I am trying to make a dataframe that combines all the CSVs from a zip with spotify data from zenodo. The zip is the charts.zip from here: https://zenodo.org/record/4778563 . I have tried lots of things, but none of them work. The first code I tried (I found it ready) is this:
header = 0
dfs = []
for file in glob.glob('Charts/*/201?/*.csv'):
region = file.split('/')[1]
dates = re.findall('\d{4}-\d{2}-\d{2}', file.split('/')[-1])
weekly_chart = pd.read_csv(file, header=header, sep='\t')
weekly_chart['week_start'] = datetime.strptime(dates[0], '%Y-%m-%d')
weekly_chart['week_end'] = datetime.strptime(dates[1], '%Y-%m-%d')
weekly_chart['region'] = region
dfs.append(weekly_chart)
all_charts = pd.concat(dfs)
The error I got is this:
---------------------------------------------------------------------------
ValueError Traceback (most recent call last)
C:\Users\EAEB~1\AppData\Local\Temp/ipykernel_20032/1761992769.py in <module>
10 dfs.append(weekly_chart)
11
---> 12 all_charts = pd.concat(dfs)
C:\ProgramData\Anaconda3\lib\site-packages\pandas\util\_decorators.py in wrapper(*args, **kwargs)
309 stacklevel=stacklevel,
310 )
--> 311 return func(*args, **kwargs)
312
313 return wrapper
C:\ProgramData\Anaconda3\lib\site-packages\pandas\core\reshape\concat.py in concat(objs, axis, join, ignore_index, keys, levels, names, verify_integrity, sort, copy)
292 ValueError: Indexes have overlapping values: ['a']
293 """
--> 294 op = _Concatenator(
295 objs,
296 axis=axis,
C:\ProgramData\Anaconda3\lib\site-packages\pandas\core\reshape\concat.py in __init__(self, objs, axis, join, keys, levels, names, ignore_index, verify_integrity, copy, sort)
349
350 if len(objs) == 0:
--> 351 raise ValueError("No objects to concatenate")
352
353 if keys is None:
ValueError: No objects to concatenate
I found a guy who said replacing / with \ makes the code run, but I got the same error. Then I found a similar question, which hasn't been answered, that suggested this:
file_list = []
for path, subdirs, files in os.walk("Charts"):
file_list.extend([os.path.join(path, x) for x in files if x.endswith('.csv')])
dfs = []
for file in file_list:
region = file.split('/')[1]
dates = re.findall('\d{4}-\d{2}-\d{2}', file.split('/')[-1])

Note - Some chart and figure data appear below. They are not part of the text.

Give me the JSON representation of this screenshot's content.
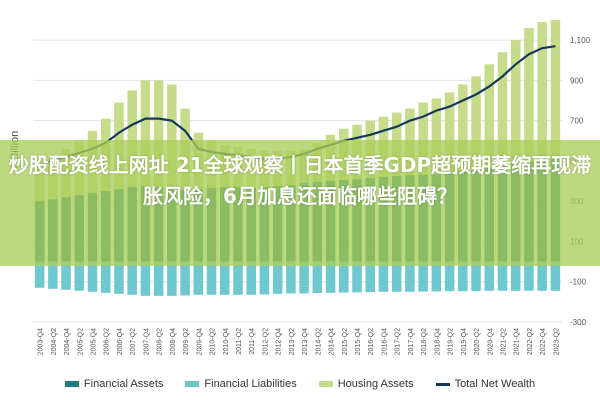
{
  "headline": "炒股配资线上网址 21全球观察丨日本首季GDP超预期萎缩再现滞胀风险，6月加息还面临哪些阻碍？",
  "chart_data": {
    "type": "bar",
    "ylabel": "€ Billion",
    "yticks": [
      -300,
      -100,
      100,
      300,
      500,
      700,
      900,
      1100
    ],
    "ytick_labels": [
      "-300",
      "-100",
      "100",
      "300",
      "500",
      "700",
      "900",
      "1,100"
    ],
    "ylim": [
      -300,
      1200
    ],
    "grid": true,
    "legend_position": "bottom",
    "categories": [
      "2003-Q4",
      "2004-Q2",
      "2004-Q4",
      "2005-Q2",
      "2005-Q4",
      "2006-Q2",
      "2006-Q4",
      "2007-Q2",
      "2007-Q4",
      "2008-Q2",
      "2008-Q4",
      "2009-Q2",
      "2009-Q4",
      "2010-Q2",
      "2010-Q4",
      "2011-Q2",
      "2011-Q4",
      "2012-Q2",
      "2012-Q4",
      "2013-Q2",
      "2013-Q4",
      "2014-Q2",
      "2014-Q4",
      "2015-Q2",
      "2015-Q4",
      "2016-Q2",
      "2016-Q4",
      "2017-Q2",
      "2017-Q4",
      "2018-Q2",
      "2018-Q4",
      "2019-Q2",
      "2019-Q4",
      "2020-Q2",
      "2020-Q4",
      "2021-Q2",
      "2021-Q4",
      "2022-Q2",
      "2022-Q4",
      "2023-Q2"
    ],
    "series": [
      {
        "name": "Financial Assets",
        "color": "#1f7a7e",
        "values": [
          300,
          310,
          320,
          330,
          340,
          350,
          360,
          370,
          375,
          370,
          360,
          355,
          360,
          365,
          370,
          370,
          365,
          370,
          375,
          380,
          390,
          395,
          400,
          405,
          410,
          415,
          420,
          425,
          430,
          430,
          435,
          440,
          450,
          455,
          465,
          475,
          485,
          495,
          500,
          510
        ]
      },
      {
        "name": "Financial Liabilities",
        "color": "#6fc7cf",
        "values": [
          -130,
          -135,
          -140,
          -145,
          -150,
          -155,
          -160,
          -165,
          -170,
          -170,
          -170,
          -168,
          -165,
          -165,
          -165,
          -165,
          -165,
          -163,
          -160,
          -158,
          -158,
          -156,
          -155,
          -154,
          -153,
          -152,
          -150,
          -150,
          -150,
          -149,
          -148,
          -147,
          -147,
          -146,
          -145,
          -145,
          -145,
          -145,
          -145,
          -145
        ]
      },
      {
        "name": "Housing Assets",
        "color": "#c6dc8a",
        "values": [
          490,
          520,
          560,
          600,
          650,
          710,
          790,
          850,
          900,
          900,
          880,
          760,
          640,
          600,
          580,
          570,
          560,
          550,
          550,
          550,
          560,
          590,
          630,
          660,
          680,
          700,
          720,
          740,
          760,
          790,
          810,
          840,
          880,
          920,
          980,
          1040,
          1100,
          1160,
          1190,
          1200
        ]
      },
      {
        "name": "Total Net Wealth",
        "color": "#14395a",
        "type": "line",
        "values": [
          480,
          500,
          520,
          540,
          560,
          590,
          640,
          680,
          710,
          710,
          700,
          650,
          560,
          545,
          535,
          528,
          520,
          510,
          510,
          520,
          535,
          560,
          580,
          600,
          615,
          630,
          650,
          670,
          700,
          720,
          750,
          770,
          800,
          830,
          870,
          920,
          980,
          1030,
          1060,
          1070
        ]
      }
    ]
  }
}
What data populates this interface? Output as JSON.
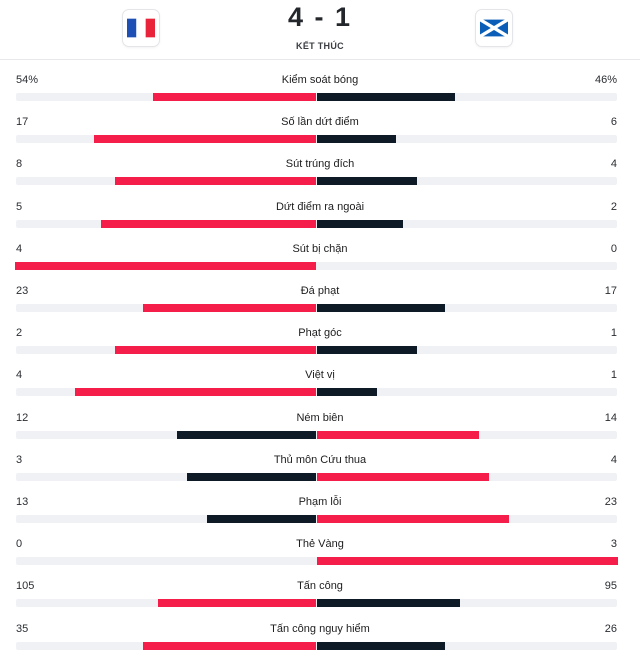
{
  "match": {
    "home_flag_icon": "france-flag-icon",
    "away_flag_icon": "scotland-flag-icon",
    "score": "4 - 1",
    "status": "KẾT THÚC"
  },
  "colors": {
    "winner_bar": "#f51e4b",
    "loser_bar": "#0e1a26",
    "track": "#eff1f4"
  },
  "stats": [
    {
      "label": "Kiểm soát bóng",
      "home": "54%",
      "away": "46%",
      "home_value": 54,
      "away_value": 46
    },
    {
      "label": "Số lần dứt điểm",
      "home": "17",
      "away": "6",
      "home_value": 17,
      "away_value": 6
    },
    {
      "label": "Sút trúng đích",
      "home": "8",
      "away": "4",
      "home_value": 8,
      "away_value": 4
    },
    {
      "label": "Dứt điểm ra ngoài",
      "home": "5",
      "away": "2",
      "home_value": 5,
      "away_value": 2
    },
    {
      "label": "Sút bị chặn",
      "home": "4",
      "away": "0",
      "home_value": 4,
      "away_value": 0
    },
    {
      "label": "Đá phạt",
      "home": "23",
      "away": "17",
      "home_value": 23,
      "away_value": 17
    },
    {
      "label": "Phạt góc",
      "home": "2",
      "away": "1",
      "home_value": 2,
      "away_value": 1
    },
    {
      "label": "Việt vị",
      "home": "4",
      "away": "1",
      "home_value": 4,
      "away_value": 1
    },
    {
      "label": "Ném biên",
      "home": "12",
      "away": "14",
      "home_value": 12,
      "away_value": 14
    },
    {
      "label": "Thủ môn Cứu thua",
      "home": "3",
      "away": "4",
      "home_value": 3,
      "away_value": 4
    },
    {
      "label": "Phạm lỗi",
      "home": "13",
      "away": "23",
      "home_value": 13,
      "away_value": 23
    },
    {
      "label": "Thẻ Vàng",
      "home": "0",
      "away": "3",
      "home_value": 0,
      "away_value": 3
    },
    {
      "label": "Tấn công",
      "home": "105",
      "away": "95",
      "home_value": 105,
      "away_value": 95
    },
    {
      "label": "Tấn công nguy hiểm",
      "home": "35",
      "away": "26",
      "home_value": 35,
      "away_value": 26
    }
  ]
}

df = pd.read_csv(file, sep='\t')
df['week_start'] = dates[0]
df['week_end'] = dates[1]
df['region'] = region
dfs.append(df)
all_charts = pd.concat(dfs, ignore_index=True)
print(all_charts)
I tried it, but I got the same error:
---------------------------------------------------------------------------
ValueError Traceback (most recent call last)
C:\Users\EAEB~1\AppData\Local\Temp/ipykernel_20032/1953964848.py in <module>
12 df['region'] = region
13 dfs.append(df)
---> 14 all_charts = pd.concat(dfs, ignore_index=True)
15 print(all_charts)
C:\ProgramData\Anaconda3\lib\site-packages\pandas\util\_decorators.py in wrapper(*args, **kwargs)
309 stacklevel=stacklevel,
310 )
--> 311 return func(*args, **kwargs)
312
313 return wrapper
C:\ProgramData\Anaconda3\lib\site-packages\pandas\core\reshape\concat.py in concat(objs, axis, join, ignore_index, keys, levels, names, verify_integrity, sort, copy)
292 ValueError: Indexes have overlapping values: ['a']
293 """
--> 294 op = _Concatenator(
295 objs,
296 axis=axis,
C:\ProgramData\Anaconda3\lib\site-packages\pandas\core\reshape\concat.py in __init__(self, objs, axis, join, keys, levels, names, ignore_index, verify_integrity, copy, sort)
349
350 if len(objs) == 0:
--> 351 raise ValueError("No objects to concatenate")
352
353 if keys is None:
ValueError: No objects to concatenate
How can I fix this issue?